You can see how a first year undergrad who had just learned about the problem might fall into this fallacy, but for a PhD who claims uncertainty as a research interest, it's insane. Curry would have us believe that if somebody comes to your house and tells you your kid was hit by a truck going 60mph, and you rush to the scene only to be told by the highway patrol that your kid was struck by a truck going 80mph, that you ought to relax and go home, since clearly the first person didn't know what they were talking about.
A particular target for Curry's ill-informed pronouncements on uncertainty is the assessment by the IPCC that most of the observed warming is caused by human activities (with high -- >90% -- confidence):
The uncertainties in the paleoclimate record and the aerosol forcing discussed in Schiermeier’s article are alone sufficient to question the high confidence in the IPCC’s attribution statement.She can, of course, question whatever she wants to, but neither she now anyone else has seriously challenged the reasoning or the evidence of the IPCC's finding. A higher or lower aerosol forcing implies a higher or lower transient climate sensitivity, but doesn't at all affect the reality that the world is warming or the observation that an enhanced greenhouse effect is the primary cause. As for the "uncertainties in the paleoclimate record," they are likely a large part of the reason the assessment says "most" of the warming is human caused, rather than reflecting the central estimate -- that all of it and perhaps and little more than all of it is cause by human activities, with a slightly negative natural forcing.

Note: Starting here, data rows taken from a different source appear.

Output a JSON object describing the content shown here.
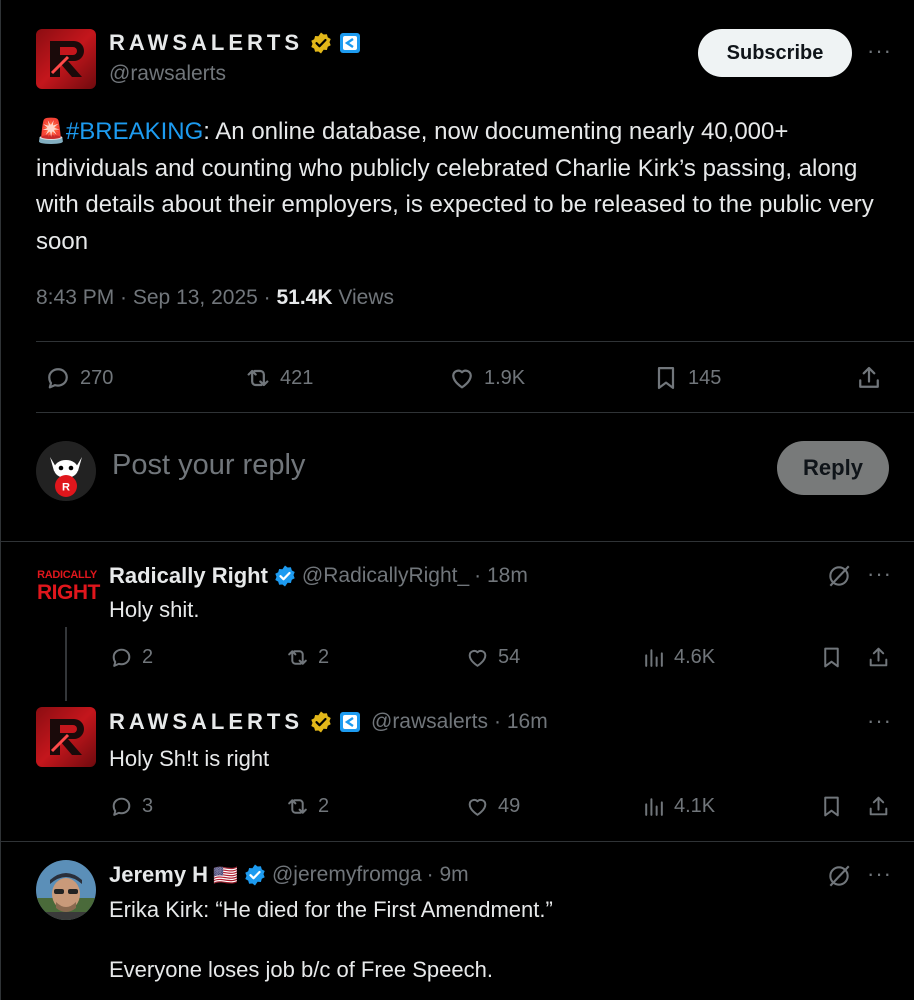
{
  "post": {
    "author_name": "RAWSALERTS",
    "author_handle": "@rawsalerts",
    "subscribe_label": "Subscribe",
    "more_label": "···",
    "alert_emoji": "🚨",
    "hashtag": "#BREAKING",
    "text": ": An online database, now documenting nearly 40,000+ individuals and counting who publicly celebrated Charlie Kirk’s passing, along with details about their employers, is expected to be released to the public very soon",
    "time": "8:43 PM · Sep 13, 2025 · ",
    "views_count": "51.4K",
    "views_label": " Views",
    "replies": "270",
    "reposts": "421",
    "likes": "1.9K",
    "bookmarks": "145"
  },
  "composer": {
    "placeholder": "Post your reply",
    "reply_label": "Reply"
  },
  "replies": [
    {
      "avatar_line1": "RADICALLY",
      "avatar_line2": "RIGHT",
      "name": "Radically Right",
      "handle": "@RadicallyRight_",
      "time": " · 18m",
      "text": "Holy shit.",
      "replies": "2",
      "reposts": "2",
      "likes": "54",
      "views": "4.6K"
    },
    {
      "name": "RAWSALERTS",
      "handle": "@rawsalerts",
      "time": " · 16m",
      "text": "Holy Sh!t is right",
      "replies": "3",
      "reposts": "2",
      "likes": "49",
      "views": "4.1K"
    },
    {
      "name": "Jeremy H",
      "flag": "🇺🇸",
      "handle": "@jeremyfromga",
      "time": " · 9m",
      "text_line1": "Erika Kirk: “He died for the First Amendment.”",
      "text_line2": "Everyone loses job b/c of Free Speech."
    }
  ],
  "colors": {
    "background": "#000000",
    "text": "#e7e9ea",
    "muted": "#71767b",
    "link": "#1d9bf0",
    "gold_badge": "#e2b719",
    "blue_badge": "#1d9bf0"
  }
}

Even if we presuppose huge uncertainty in the paleoclimate record, between that and a serious challenge to the attribution statement is a whole chain of mutually dependent unsupported premises, a veritable daisy chain of wishful thinking:
1. That the uncertain record involves radical upward and downward spikes in temperature.
2. That these are not only not clearly demonstrated in the record, but were not noted at the time -- despite the fact that a similar warming in the past might be expected to produce dramatic changes in the ice sheets, the glaciers, growing seasons and animal habitats, as we see screaming at us throughout the world today.
3. That besides it being merely possible (based on the imaginary spikes of warming in the radically uncertain record) for natural variation to produce the present warming, that it is producing the current warming, despite the fact that:
3a. No one can detect this mystery forcing or forcings, and;
3b. We observe at that time an increase in the greenhouse gas forcing that would be expected, based on two centuries of settled science, to produce a dramatic warming, as we observe is happening.
I expect scientific illiterates like Christopher Monckton or Willis to pull stunts like this, taking two cents of uncertainty in an active area of research and proceeding via a long string of biased reasoning to terminate in a nonsensical assertion. But it is a source of continuing bafflement to mean that a working scientists should think this way.
Professor Curry is not only emulating the pseudoscientists' reasoning, but even their excuses for their irrelevance:
The article raises the important issue of the holes in climate science, but only seeks perspectives from establishment scientists."Establishment scientists," saints preserve us. By all means, let's weigh scientific expertise according to the ideas of balance and equity popularized by the Washington press corps (it's worked so well for Washington.) Don't accept the dominance of "establishment scientists," and while you're at it, tell the airline you want to take your next flight without any stuffy establishment pilots on board. Don't leave your health in the hands of establishment doctors and nurses -- next time you're sick, consult a Galileo-like dissenter from the germ theory of disease. Let me know how your surgery goes.
If you are writing about science, talk to scientists. If they disagree, reflect that disagreement. If they broadly agree, that is not a problem requiring you to expand your search to less and less credible voices until a dissenter is found.